Antimicrobial activity of dmphen, nphen, complexes 1 and 2 against different bacterial species. a 100 μg/mL. b 200 μg/mL

Conclusions

Two novel mono- and dimeric copper(II) complexes have been synthesized and characterized by CHN analysis, FTIR, EPR spectroscopy, and cyclic voltammetry in this work. The crystal structures of complexes 1 and 2 were determined by single-crystal X-ray diffraction. DNA/BSA binding, DNA cleavage, cytotoxic properties, and antimicrobial activities have been investigated. The reactivity towards CT-DNA and BSA reveal that complexes 1 and 2 interact with CT-DNA by a moderate intercalation and complexes 1 and 2 bind to BSA and are thus responsible for the quenching of tryptophan fluorescence via a static quenching mechanism. The capability of cleavage of pUC19 DNA by complexes 1 and 2 indicates that at the same concentration, the promotion of efficient DNA cleavage by complex 1 without adding any external agents was attributed to a possible synergic effect between dimeric Cu(II) ions. In addition, complexes 1 and 2 exhibited prominent DNA cleavage in the presence of H2O2. The cytotoxicity of complexes 1 and 2 against different cancer cell lines (A549, Caco-2, and MCF-7) and healthy cell line (BEAS-2B) was investigated. Complexes 1 and 2 exhibit high cytotoxicity with low IC50 values and show selective cytotoxicity.

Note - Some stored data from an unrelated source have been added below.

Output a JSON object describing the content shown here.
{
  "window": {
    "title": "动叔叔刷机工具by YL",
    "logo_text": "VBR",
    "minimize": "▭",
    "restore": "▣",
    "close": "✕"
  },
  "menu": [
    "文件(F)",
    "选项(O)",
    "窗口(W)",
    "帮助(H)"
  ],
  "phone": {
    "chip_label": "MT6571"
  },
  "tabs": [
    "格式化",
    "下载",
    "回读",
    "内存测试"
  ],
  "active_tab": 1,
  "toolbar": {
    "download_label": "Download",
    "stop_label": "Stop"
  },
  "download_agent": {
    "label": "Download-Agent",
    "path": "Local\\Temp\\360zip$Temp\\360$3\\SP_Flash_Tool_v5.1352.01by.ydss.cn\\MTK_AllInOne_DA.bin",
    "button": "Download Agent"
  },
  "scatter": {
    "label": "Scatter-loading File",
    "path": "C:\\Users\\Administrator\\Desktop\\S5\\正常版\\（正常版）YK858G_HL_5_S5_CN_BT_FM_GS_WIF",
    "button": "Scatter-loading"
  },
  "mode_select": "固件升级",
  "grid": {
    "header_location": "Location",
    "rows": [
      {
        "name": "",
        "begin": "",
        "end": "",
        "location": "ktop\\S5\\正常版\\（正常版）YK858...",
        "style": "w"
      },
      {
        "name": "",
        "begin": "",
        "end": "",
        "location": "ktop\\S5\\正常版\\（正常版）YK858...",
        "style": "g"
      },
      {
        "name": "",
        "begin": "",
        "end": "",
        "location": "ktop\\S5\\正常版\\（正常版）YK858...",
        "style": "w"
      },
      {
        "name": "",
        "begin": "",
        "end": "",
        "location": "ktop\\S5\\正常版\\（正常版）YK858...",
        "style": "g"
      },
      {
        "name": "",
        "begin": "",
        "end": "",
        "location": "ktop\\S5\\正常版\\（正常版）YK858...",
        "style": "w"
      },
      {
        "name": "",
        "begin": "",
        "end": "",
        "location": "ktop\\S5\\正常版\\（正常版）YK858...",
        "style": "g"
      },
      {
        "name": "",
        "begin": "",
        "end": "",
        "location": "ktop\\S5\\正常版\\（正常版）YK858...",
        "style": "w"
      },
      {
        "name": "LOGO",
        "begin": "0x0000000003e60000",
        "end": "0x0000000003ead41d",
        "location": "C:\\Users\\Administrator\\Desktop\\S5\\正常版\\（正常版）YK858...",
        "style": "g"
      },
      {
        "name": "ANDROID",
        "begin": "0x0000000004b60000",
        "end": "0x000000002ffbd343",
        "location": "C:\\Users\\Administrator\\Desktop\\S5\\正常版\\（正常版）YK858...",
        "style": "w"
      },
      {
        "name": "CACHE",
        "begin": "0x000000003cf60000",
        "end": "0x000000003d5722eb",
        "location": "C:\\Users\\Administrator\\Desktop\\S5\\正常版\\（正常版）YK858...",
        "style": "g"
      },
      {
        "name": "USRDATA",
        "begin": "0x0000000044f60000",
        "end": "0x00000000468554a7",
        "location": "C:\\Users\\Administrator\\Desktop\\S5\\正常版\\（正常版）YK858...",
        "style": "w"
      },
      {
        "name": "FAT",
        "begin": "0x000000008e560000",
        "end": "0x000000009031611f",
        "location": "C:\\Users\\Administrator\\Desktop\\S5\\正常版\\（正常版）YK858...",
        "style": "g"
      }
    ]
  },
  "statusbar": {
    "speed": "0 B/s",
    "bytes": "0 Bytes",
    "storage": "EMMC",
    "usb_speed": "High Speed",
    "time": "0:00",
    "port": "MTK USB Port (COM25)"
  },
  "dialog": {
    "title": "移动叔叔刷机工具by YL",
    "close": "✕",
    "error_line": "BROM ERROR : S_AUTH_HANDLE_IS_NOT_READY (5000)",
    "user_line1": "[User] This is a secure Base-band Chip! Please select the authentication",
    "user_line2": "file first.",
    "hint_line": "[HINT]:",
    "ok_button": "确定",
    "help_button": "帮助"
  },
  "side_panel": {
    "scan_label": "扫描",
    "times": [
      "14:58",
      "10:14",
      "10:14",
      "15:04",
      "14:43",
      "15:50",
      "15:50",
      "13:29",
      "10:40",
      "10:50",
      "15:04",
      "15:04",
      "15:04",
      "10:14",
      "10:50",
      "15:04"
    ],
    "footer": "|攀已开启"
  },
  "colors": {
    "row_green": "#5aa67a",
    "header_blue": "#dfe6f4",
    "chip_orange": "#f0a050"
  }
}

In addition, complexes 1 and 2 have greater cytotoxicity activity against Caco-2 cell lines than do both other cell lines and cisplatin. The antibacterial activity of complexes 1 and 2 were found to have good effect against Escherichia coli (ATCC 35218), Escherichia coli (ATCC 25922), Enterococcus faecalis (ATCC 29212), Salmonella typhimurium (ATCC 14028), Staphylococcus aureus (ATCC 25923), Yersinia enterocolitica (ATCC 9610), and Klebsiellapneumoniae (ATCC 700603). The dimeric complex (1) was observed to be comparatively more effective than that of mononuclear complex (2), which may be due to the presence of additional copper atoms in the complexes. These initial studies are promising and may shed some light on designing new potential anticancer and antimicrobial agents in the future.